Se lo facessimo; se cioè, per analizzare la storia del santo più grande del MedioEvo, cominciassimo la nostra indagine non dalle opere di bene ma dai reati, studiando le carte giudiziarie che all’epoca punivano indovini e ciarlatani, stregoni e aspiranti santi, allora scopriremmo cose impensabili su Francesco e sulla Chiesa. Che cioè la prima crociata del nostro MedioEvo non fu indirizzata contro gli arabi o gli eretici, ma contro gli adoratori degli alberi sacri. Scopriremmo anche che parlare agli uccelli era per i preti che vivevano agli inizi del Duecento il più frequente reato di stregoneria di cui si poteva essere accusati. Scopriremmo soprattutto che quella notte di Natale del 1223 i fedeli, che seguirono la messa di Francesco in una piccola grotta persa nel bosco, non ci andarono affatto per adorare Gesù.
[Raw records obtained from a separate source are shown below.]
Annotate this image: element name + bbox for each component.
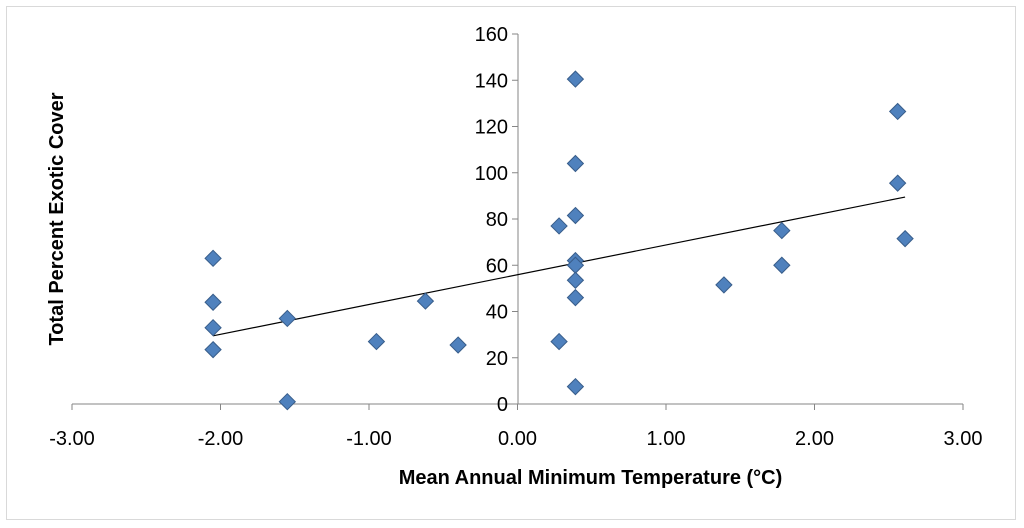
data-point xyxy=(773,221,791,240)
trendline xyxy=(212,196,906,337)
data-point xyxy=(888,102,907,121)
trendline-group xyxy=(212,196,906,337)
axes xyxy=(71,33,964,410)
x-tick-label: 2.00 xyxy=(795,428,834,450)
tick-labels: -3.00 -2.00 -1.00 0.00 1.00 2.00 3.00 0 20 40 60 80… xyxy=(49,24,982,450)
data-point xyxy=(204,293,222,311)
data-point xyxy=(204,340,222,359)
y-tick-label: 140 xyxy=(475,70,508,92)
data-point xyxy=(278,309,297,328)
y-tick-label: 60 xyxy=(486,255,508,277)
data-point xyxy=(566,154,585,173)
y-tick-label: 40 xyxy=(486,302,508,324)
data-point xyxy=(566,206,585,225)
data-point xyxy=(367,332,386,351)
y-tick-label: 20 xyxy=(486,348,508,370)
y-tick-label: 160 xyxy=(475,24,508,46)
x-tick-label: 0.00 xyxy=(498,428,537,450)
data-point xyxy=(204,249,222,268)
data-point xyxy=(773,256,791,274)
y-tick-label: 80 xyxy=(486,209,508,231)
x-axis-title: Mean Annual Minimum Temperature (°C) xyxy=(399,467,783,489)
data-points xyxy=(204,70,914,411)
x-tick-label: 3.00 xyxy=(944,428,983,450)
data-point xyxy=(566,288,585,307)
data-point xyxy=(550,217,568,235)
data-point xyxy=(416,292,435,310)
y-tick-label: 100 xyxy=(475,163,508,185)
x-tick-label: 1.00 xyxy=(647,428,686,450)
x-tick-label: -3.00 xyxy=(49,428,95,450)
y-tick-label: 120 xyxy=(475,117,508,139)
data-point xyxy=(550,332,568,351)
data-point xyxy=(566,377,585,396)
data-point xyxy=(566,271,585,289)
data-point xyxy=(278,392,297,411)
x-tick-label: -1.00 xyxy=(346,428,392,450)
data-point xyxy=(715,276,733,294)
chart-frame xyxy=(6,6,1016,520)
y-axis-title: Total Percent Exotic Cover xyxy=(46,92,68,345)
data-point xyxy=(888,174,907,192)
y-tick-label: 0 xyxy=(497,394,508,416)
data-point xyxy=(896,229,914,248)
data-point xyxy=(204,318,222,337)
data-point xyxy=(449,336,467,354)
x-tick-label: -2.00 xyxy=(198,428,244,450)
data-point xyxy=(566,70,585,88)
È la storia che ho cercato di ricostruire nel mio libro, confrontando i racconti agiografici con le sentenze di giustizia emanate dalla Chiesa dell’epoca; è una storia torbida che parla di politica e giochi di potere. È la storia intorno a cui si è costruita la strategia del consenso in un’epoca, il MedioEvo, che malgrado noi lo rinneghiamo, pesa ancora oggi sulle nostre spalle con i suoi miti e le sue mistificazioni.
È la storia magica di San Francesco, che attraverso l’uso della stregoneria costruì intorno a sé una fama destinata a renderlo immortale.